Jacinda Ardern, New Zealand Prime Minister, claims a landslide victory in the country’s general election after her COVID-19 response.

With total votes counted, Ardern’s center-left Labour Party won 49.1%, resulting in 64 projected seats and an absolute parliamentary majority never seen before.

On the other hand, the opposition center-right National Party won 26.8% in Saturday’s poll, with only 35 seats in the 120-seat assembly.

Likewise, the final count of the Election Commission showed the following results: ACT New Zealand 8% of the votes (10 projected seats), the Greens 7.6% (10 projected seats), the Maori Party 1% (1 projected seats) and others 7.7% (0 projected seats).

This survey was formerly scheduled to take place in September but was postponed a month later due to a new COVID-19 outbreak.

Jacinda Ardern reports the COVID-19 situation in New Zealand

No party had managed to obtain an absolute majority in the country since the Mixed Member Proportional representation (MMP) was introduced as a voting system in 1996.

Ardern was praised worldwide for several reasons, including her response to the coronavirus pandemic.

Her victory becomes what is now one of the biggest changes in New Zealand’s electoral history for the past 80 years.

In this way, Ardern could seize the opportunity to form New Zealand’s first single-party government in decades. Plus, she could deliver on the progressive transformation he promised in her first term.
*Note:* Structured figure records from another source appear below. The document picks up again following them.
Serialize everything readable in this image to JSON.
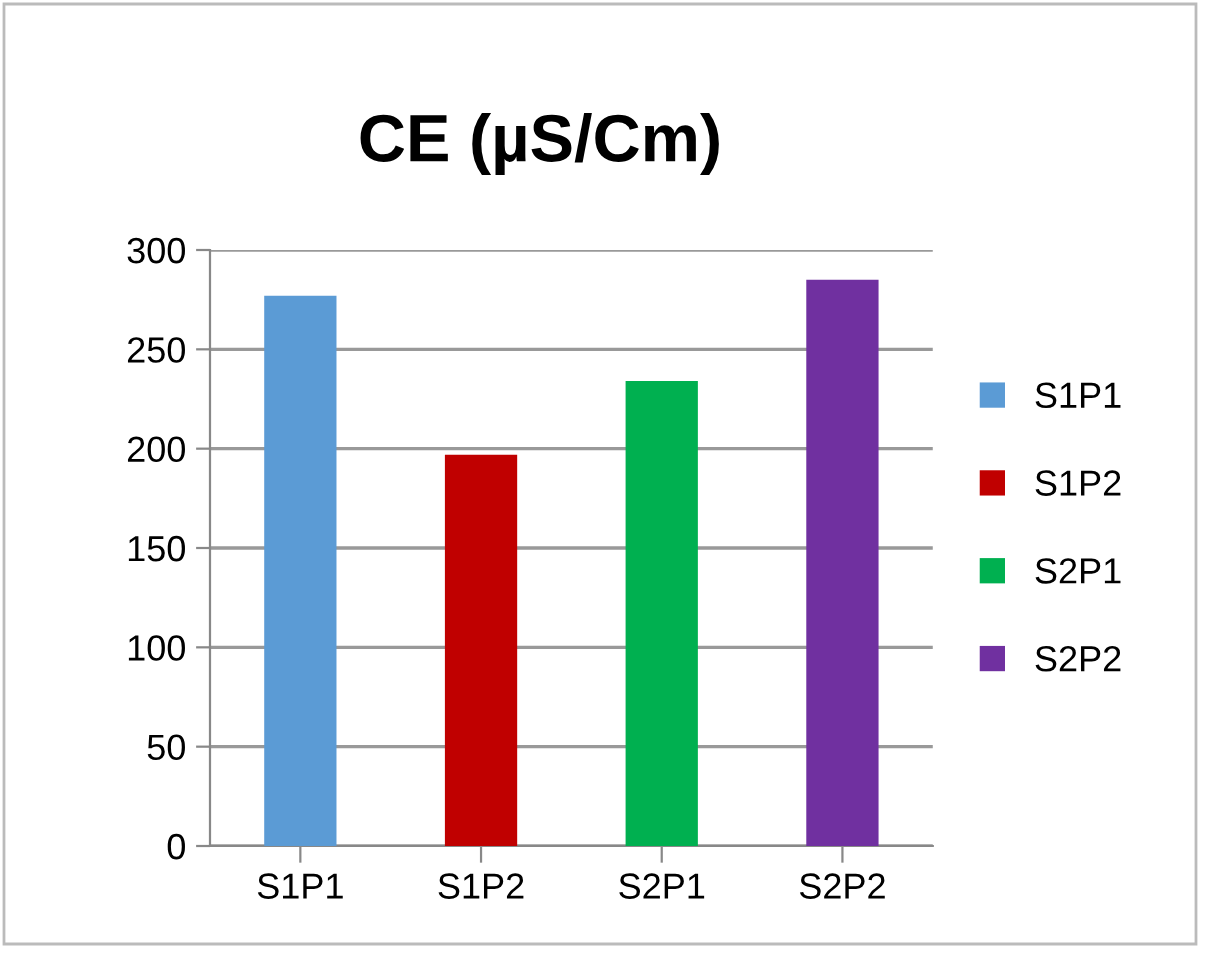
{
  "chart_data": {
    "type": "bar",
    "title": "CE (µS/Cm)",
    "categories": [
      "S1P1",
      "S1P2",
      "S2P1",
      "S2P2"
    ],
    "series": [
      {
        "name": "S1P1",
        "color": "#5b9bd5",
        "values": [
          277,
          null,
          null,
          null
        ]
      },
      {
        "name": "S1P2",
        "color": "#c00000",
        "values": [
          null,
          197,
          null,
          null
        ]
      },
      {
        "name": "S2P1",
        "color": "#00b050",
        "values": [
          null,
          null,
          234,
          null
        ]
      },
      {
        "name": "S2P2",
        "color": "#7030a0",
        "values": [
          null,
          null,
          null,
          285
        ]
      }
    ],
    "ylim": [
      0,
      300
    ],
    "yticks": [
      0,
      50,
      100,
      150,
      200,
      250,
      300
    ],
    "grid": "y",
    "legend": "right"
  }
}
Jacinda Ardern, 40, spoke after her election victory and thanked both her supporters and volunteers. Besides, she added: “Most importantly thank you to the many people who gave us their vote, who trusted us to continue with leading New Zealand’s recovery”.

Ardern also said: “New Zealand has shown the Labour Party its greatest support in almost 50 years. We will not take your support for granted. And I can promise you we will be a party that governs for every New Zealander”.

Judith Collins, the leader of the National Party (NAT), congratulated Ms. Ardern and promised that her party would be a robust opposition. Moreover, referring to the next scheduled elections, she said: “Three years will be gone in the blink of an eye. We will be back”.

Ardern had already faced several challenges during her tenure as New Zealand Prime Minister, but this year her work has been praised for responding to the coronavirus pandemic.

New Zealand managed to stay 100 days without registering a new case of COVID-19. Also, there have been minor spikes.

For this new term as Prime Minister, Ardern vowed to instill more environmentally and climate-friendly policies, increase income taxes for the top earners, and boost funding for disadvantaged schools.